Der zuständige Bezirksrichter entschied, Warhols Kunstwerke stünden mit ihren „lauten, unnatürlichen” Farben im „starken Kontrast“ zur ursprünglichen Schwarz-Weiß-Fotografie. Während das Goldsmith-Porträt Prince als „unbequeme Person“ und „verletzlichen Menschen“ zeigte, hätten Warhols Bilder dem Foto das „Menschliche“ entzogen und Prince zu einer ikonischen, überlebensgroßen Figur gemacht. Damit würden Warhols Kunstwerke die gegenteilige Stimmung von Goldsmiths Fotos vermitteln. Daher seien die Bilder dem Fair-Use-Prinzip folgend keine Urheberrechtsverletzung, weil Fair Use eben gerade derartige Bearbeitungen erlaube.

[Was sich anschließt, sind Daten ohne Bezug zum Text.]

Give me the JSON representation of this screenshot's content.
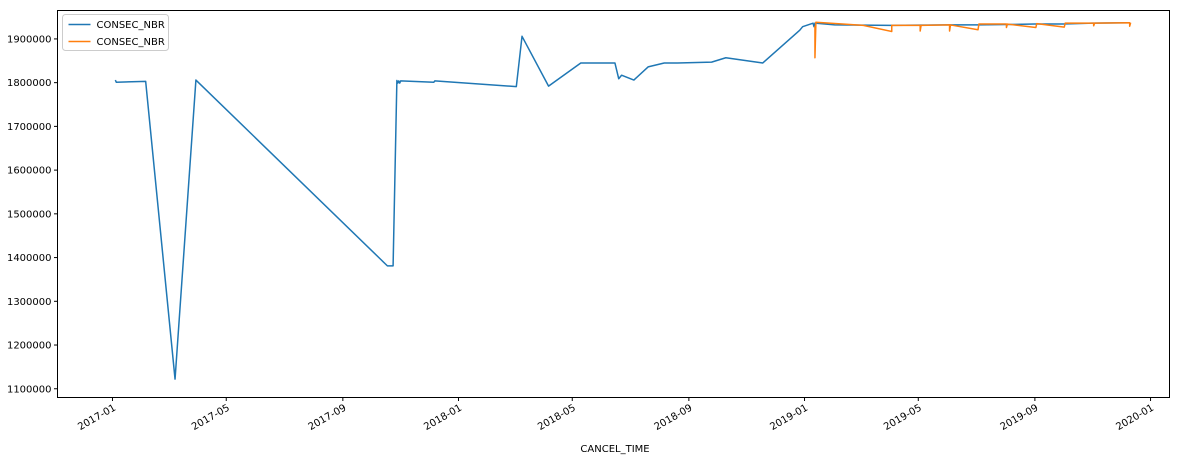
{
  "chart_data": {
    "type": "line",
    "title": "",
    "xlabel": "CANCEL_TIME",
    "ylabel": "",
    "x_type": "date",
    "xlim": [
      "2016-11-04",
      "2020-01-21"
    ],
    "ylim": [
      1080000,
      1965000
    ],
    "grid": false,
    "legend_position": "top-left",
    "x_ticks": [
      {
        "value": "2017-01-01",
        "label": "2017-01"
      },
      {
        "value": "2017-05-01",
        "label": "2017-05"
      },
      {
        "value": "2017-09-01",
        "label": "2017-09"
      },
      {
        "value": "2018-01-01",
        "label": "2018-01"
      },
      {
        "value": "2018-05-01",
        "label": "2018-05"
      },
      {
        "value": "2018-09-01",
        "label": "2018-09"
      },
      {
        "value": "2019-01-01",
        "label": "2019-01"
      },
      {
        "value": "2019-05-01",
        "label": "2019-05"
      },
      {
        "value": "2019-09-01",
        "label": "2019-09"
      },
      {
        "value": "2020-01-01",
        "label": "2020-01"
      }
    ],
    "y_ticks": [
      {
        "value": 1100000,
        "label": "1100000"
      },
      {
        "value": 1200000,
        "label": "1200000"
      },
      {
        "value": 1300000,
        "label": "1300000"
      },
      {
        "value": 1400000,
        "label": "1400000"
      },
      {
        "value": 1500000,
        "label": "1500000"
      },
      {
        "value": 1600000,
        "label": "1600000"
      },
      {
        "value": 1700000,
        "label": "1700000"
      },
      {
        "value": 1800000,
        "label": "1800000"
      },
      {
        "value": 1900000,
        "label": "1900000"
      }
    ],
    "series": [
      {
        "name": "CONSEC_NBR",
        "color": "#1f77b4",
        "points": [
          [
            "2017-01-04",
            1806000
          ],
          [
            "2017-01-05",
            1801000
          ],
          [
            "2017-02-05",
            1803000
          ],
          [
            "2017-03-08",
            1122000
          ],
          [
            "2017-03-30",
            1806000
          ],
          [
            "2017-10-18",
            1381000
          ],
          [
            "2017-10-24",
            1381000
          ],
          [
            "2017-10-28",
            1805000
          ],
          [
            "2017-10-29",
            1799000
          ],
          [
            "2017-10-30",
            1804000
          ],
          [
            "2017-10-31",
            1799000
          ],
          [
            "2017-11-01",
            1804000
          ],
          [
            "2017-12-06",
            1801000
          ],
          [
            "2017-12-07",
            1804000
          ],
          [
            "2018-03-03",
            1791000
          ],
          [
            "2018-03-09",
            1906000
          ],
          [
            "2018-04-06",
            1792000
          ],
          [
            "2018-05-10",
            1845000
          ],
          [
            "2018-06-15",
            1845000
          ],
          [
            "2018-06-19",
            1809000
          ],
          [
            "2018-06-22",
            1817000
          ],
          [
            "2018-07-05",
            1806000
          ],
          [
            "2018-07-20",
            1836000
          ],
          [
            "2018-08-06",
            1845000
          ],
          [
            "2018-08-20",
            1845000
          ],
          [
            "2018-09-25",
            1847000
          ],
          [
            "2018-10-10",
            1857000
          ],
          [
            "2018-11-18",
            1845000
          ],
          [
            "2018-12-27",
            1920000
          ],
          [
            "2018-12-30",
            1928000
          ],
          [
            "2019-01-10",
            1936000
          ],
          [
            "2019-01-11",
            1928000
          ],
          [
            "2019-01-12",
            1936000
          ],
          [
            "2019-02-02",
            1932000
          ],
          [
            "2019-04-01",
            1931000
          ],
          [
            "2019-06-01",
            1932000
          ],
          [
            "2019-07-03",
            1932000
          ],
          [
            "2019-09-01",
            1934000
          ],
          [
            "2019-10-01",
            1934000
          ],
          [
            "2019-11-01",
            1936000
          ],
          [
            "2019-12-10",
            1937000
          ]
        ]
      },
      {
        "name": "CONSEC_NBR",
        "color": "#ff7f0e",
        "points": [
          [
            "2019-01-12",
            1930000
          ],
          [
            "2019-01-12",
            1857000
          ],
          [
            "2019-01-13",
            1938000
          ],
          [
            "2019-03-04",
            1931000
          ],
          [
            "2019-04-03",
            1917000
          ],
          [
            "2019-04-03",
            1931000
          ],
          [
            "2019-05-03",
            1931000
          ],
          [
            "2019-05-03",
            1918000
          ],
          [
            "2019-05-04",
            1931000
          ],
          [
            "2019-06-03",
            1932000
          ],
          [
            "2019-06-03",
            1918000
          ],
          [
            "2019-06-04",
            1932000
          ],
          [
            "2019-07-03",
            1921000
          ],
          [
            "2019-07-04",
            1934000
          ],
          [
            "2019-08-02",
            1934000
          ],
          [
            "2019-08-02",
            1926000
          ],
          [
            "2019-08-03",
            1934000
          ],
          [
            "2019-09-02",
            1926000
          ],
          [
            "2019-09-03",
            1935000
          ],
          [
            "2019-10-02",
            1927000
          ],
          [
            "2019-10-03",
            1936000
          ],
          [
            "2019-11-02",
            1936000
          ],
          [
            "2019-11-02",
            1930000
          ],
          [
            "2019-11-03",
            1936000
          ],
          [
            "2019-12-10",
            1937000
          ],
          [
            "2019-12-10",
            1929000
          ],
          [
            "2019-12-11",
            1937000
          ]
        ]
      }
    ]
  }
}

Ein Werk aus der „Prince Series“ von Warhol und die Originalfotografie von Goldsmith im Vergleich, wie sie im Gerichtsverfahren vorgelegt wurden. Bildquelle: Artnet News
Im deutschen und europäischen Urheberrecht gibt es keine Fair-Use-Regelungen. Obwohl von mehreren Seiten gefordert, fanden entsprechende Regelungsvorschläge bei der kürzlich in Kraft getretenen EU-Urheberrechtsrichtlinie keine Mehrheit. Gleichwohl sind nach geltendem Urheberrecht sogenannte „freie Benutzungen“ von geschützten Inhalten ohne Erlaubnis möglich (siehe Paragraf 24 des Urheberrechtsgesetzes). Voraussetzung dafür ist allerdings, dass das neue Werk sich so sehr von dem Ausgangswerk entfernt hat, dass dessen Verwendung in der Bearbeitung „verblasst“ ist. Nur so entsteht ein neues und eigenständiges Werk, das im Rechtssinn keine Bearbeitung des Ausgangswerkes mehr darstellt, sondern eine unabhängige eigene Schöpfung des späteren Urhebers.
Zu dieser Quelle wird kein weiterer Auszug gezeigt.